She’s known for her voluminous pout and million-dollar lipstick empire, but Kylie Jenner has now shocked fans by having her trademark lip filler removed.
The Kylie Cosmetics CEO, who gave birth to her first child in February, sparked speculation on social media after posting a recent pic on Instagram alongside pal Anastasia Karanikolaou, sporting noticeably smaller lips.
After one fan commented that the 20-year-old looked like “the old Kylie”, she responded: “I got rid of all my filler” – along with several worried and smiley-face emojis.
The make-up mogul has long been vocal about her experience with pout enhancements – in one episode of Keeping Up With The Kardashians, she revealed that she’d first got lip fillers at age 16, after a boy remarked he was surprised she was a good kisser with such “small” lips.
Lip augmentation procedures have boomed in the past few years, thanks to the influence of celebrities like Jenner – but how easy is it to get fillers removed? We spoke to a cosmetic surgeon to find out…
What are lip fillers made from?
Today’s fillers are made of hyaluronic acid (HA), a substance that’s found naturally in the body. When injected into the skin, HA can increase both the volume and definition of the natural lip shape.
There are several new HA formulas which are all similar in composition – the big ones in the UK and US right now are Juvederm, Restylane, Restylane Silk or Belotero.
Collagen, which was once the most common dermal filler, is used less often today as the newer options are reportedly safer and the effects tend to last longer.
How are lip fillers removed?
Getting rid of fillers can happen in one of two ways: If you stop going for top-up appointments, your body will eventually dissolve the HA in the lips. Most fillers last between six to eight months, and fans of the procedure tend to get their lips topped up every six months to a year.
The more likely scenario is that Jenner asked her dermatologist or plastic surgeon to inject her lips with ‘Hyaluronidase’, an enzyme that speeds up the rate at which the gel filler dissolves.
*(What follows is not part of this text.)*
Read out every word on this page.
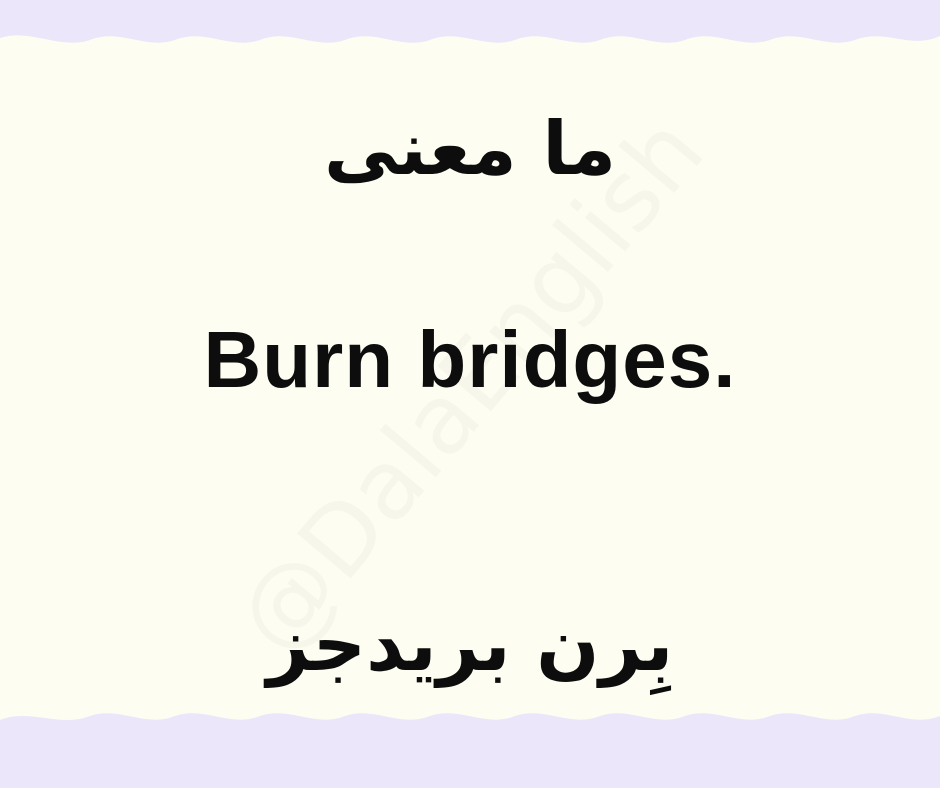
ما معنى
Burn bridges.
بِرن بريدجز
“Getting out the lip filler involves small injections into the area that needs to be dissolved,” says Dr Rupert Critchley, Harley Street Emporium doctor and founder of VIVA Skin Clinics. “There is a small percentage of people who are hypersensitive to it, so clients need a skin patch test prior to having it injected.
“The area is cleaned, injected, and it takes about 48 hours for the filler to dissolve. You need to allow seven to 10 days to let it settle and then you may need a second injection – so a review should be carried out about two weeks after,” he adds.
Who can remove my lip filler?
“Make sure you see a professional, who is experienced in injecting Hyaluronidase,” says Critchley. “Most beauty therapists don’t know how to do this as it is not part of their course, so always see a doctor.
“If the lips look bluish or blackish, this is a sign of necrosis, meaning you really need to be seen by your doctor,” he wars
“There’s always a small risk of complication, so your doctor needs to be available prior to the procedure. I ask clients to send me a photo so I can make an immediate assessment and decide if it needs monitoring or if they should come in. It’s important that patients ask their doctor who is going to support their surgeon if something goes wrong.”
How much does it cost?
“Usually, I don’t charge to use hyalase (an injection that contains Hyaluronidase), unless I’m fixing someone else’s work,” says Critchley. “It’s best to always go back to your own doctor and get them to sort it out, as they should know where they injected the filler in the first place.
“A good injector will always mark out and record in their notes exactly where they’ve injected and what they used, so they’ll know where to put the hyalase.”